I visited the opening of an art exhibition at the Rathaus this evening. Painter Steffen Blunk’s work was on display. His paintings depicted war zones and the affected people within them. Two main time periods were illustrated; the Great War era, and the present day era.
During the opening ceremony, the Bürgermeister and several others (city council members? or political activists?) gave speeches and spoke out against the atrocities of war, the need to remember and reflect upon past conflicts, and our responsibility to aide in the cessation of violence.
….or at least that is what I thought they were talking about….
Artist Steffen Blunk has a unique style. Instead of canvas, Blunk uses wood as a base for his paintings, and many of his pieces are depictions of war photos found in newspapers. However, he repainted these photos with a twist: the scenery was left intact, albeit washed out and losing any chance of becoming a focal point. The people, often in the foreground, were painted and then chipped away with some sort of tool, presumably a chisel, until the second layer of the pressed wood board (similar to a layered particle board?) was revealed. The resulting effect was very powerful; these victims of war were faceless, anonymous, mere silhouettes. Most notably, they were utterly destroyed.
Many of the paintings seem familiar, most likely because we have seen the images in the media. Take the following:
The scenes feel so familiar, and yet they are unfathomable for most who read this blog. The saddest paintings are those of children, innocently playing in the rubble.
As much as my parents hate to admit it, I’m now exiting my childhood. And as I reflect on my last 12 years of conscious existence, I realize that it has been so easy to take peace for granted. These faceless silhouettes are affected by violence in ways I can hardly imagine.
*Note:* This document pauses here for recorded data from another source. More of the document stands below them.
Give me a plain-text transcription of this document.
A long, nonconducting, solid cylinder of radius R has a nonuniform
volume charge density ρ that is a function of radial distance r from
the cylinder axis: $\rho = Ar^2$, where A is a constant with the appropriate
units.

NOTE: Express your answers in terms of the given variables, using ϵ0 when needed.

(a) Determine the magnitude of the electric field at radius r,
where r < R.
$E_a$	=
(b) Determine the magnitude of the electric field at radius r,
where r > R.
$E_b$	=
If there is a positive message conveyed by the paintings of the children playing, it is that the human spirit endures even during the darkest times, and that children, regardless of what happens in the world around them, remain innocent (usually) and have an immense and unwavering ability to adapt to and tolerate the harshest lives.
This is yet another example of present day German consciousness (and really, the greater human consciousness) against war and violence. I’ve encountered similar instances during my brief stay here, and I plan to post more about my findings as I uncover them.